In Kabul, Grossman will seek approval from Karzai - whose support has wavered for a US effort he fears will sideline his government - to move ahead with a series of good-faith measures seen as an essential precursor to negotiations that could give the Taliban a shared role in governing Afghanistan.
The goal is to move the talks beyond the current, mostly logistical discussions of mutual "confidence-building measures" between parties fighting on the battlefield.
"We are trying to get from conversations about confidence-building measures to negotiations between Afghans and the Taliban," said a senior administration official who spoke on condition of anonymity.
The diplomatic initiative, which includes a possible transfer of Taliban prisoners from Guantanamo prison, has emerged as an increasingly important track of Obama's Afghan strategy.
Almost a year of behind-the-scenes efforts by US negotiators appear to be bearing initial fruit as the Taliban comes close to taking steps toward what US officials hope might become authentic talks on Afghanistan's political future.
Karzai's support would allow the administration to lock in a sequence of confidence-building measures that include the opening of the Taliban office, the transfer of senior Taliban prisoners from Guantanamo to detention in Qatar, and a Taliban statement distancing itself from terrorism and expressing willingness to take part in a political process.

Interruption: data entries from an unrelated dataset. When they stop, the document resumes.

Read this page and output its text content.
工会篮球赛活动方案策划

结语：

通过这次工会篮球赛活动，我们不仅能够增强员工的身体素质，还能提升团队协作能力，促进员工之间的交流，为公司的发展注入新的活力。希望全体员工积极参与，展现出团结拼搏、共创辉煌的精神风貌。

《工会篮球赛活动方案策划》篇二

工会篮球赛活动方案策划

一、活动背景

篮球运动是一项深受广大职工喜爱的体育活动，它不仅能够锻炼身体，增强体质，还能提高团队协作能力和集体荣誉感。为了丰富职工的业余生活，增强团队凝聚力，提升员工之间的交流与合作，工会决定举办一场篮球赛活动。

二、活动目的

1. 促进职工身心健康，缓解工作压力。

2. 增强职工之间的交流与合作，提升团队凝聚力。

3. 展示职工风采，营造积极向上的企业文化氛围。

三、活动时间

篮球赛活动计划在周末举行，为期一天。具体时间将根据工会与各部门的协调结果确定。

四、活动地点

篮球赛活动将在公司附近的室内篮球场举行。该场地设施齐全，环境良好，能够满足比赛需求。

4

The role of the sometimes mercurial Karzai is crucial because he has expressed doubts about how Washington has handled the negotiations and, senior US officials said, asked last December for a "pause" in the process.
A breakthrough would mark a milestone for the Obama administration, struggling to secure a modicum of stability in Afghanistan as it presses ahead with its gradual extrication from a long and costly war.
But US officials acknowledge that after months of tentative outreach, it remains unclear whether the Taliban is willing to enter full-fledged political negotiations with an Afghan government it sees as weak and illegitimate.
"There's another option: that they're not serious," a second senior administration official said. "We're eyes wide open about this."
While most foreign combat troops are slated to be gone from Afghanistan by 2015, the Taliban and its allies remain potent adversaries more than a decade after the Taliban government was ousted. Over 400 US soldiers were killed in Afghanistan in 2011, the second highest yearly total since the war began in 2001.
US officials said they believed the militant group, whose leaders are based over the porous border with Pakistan, were now more likely to strike a deal after a US troop increase that Washington credits with markedly weakening the Taliban's military power.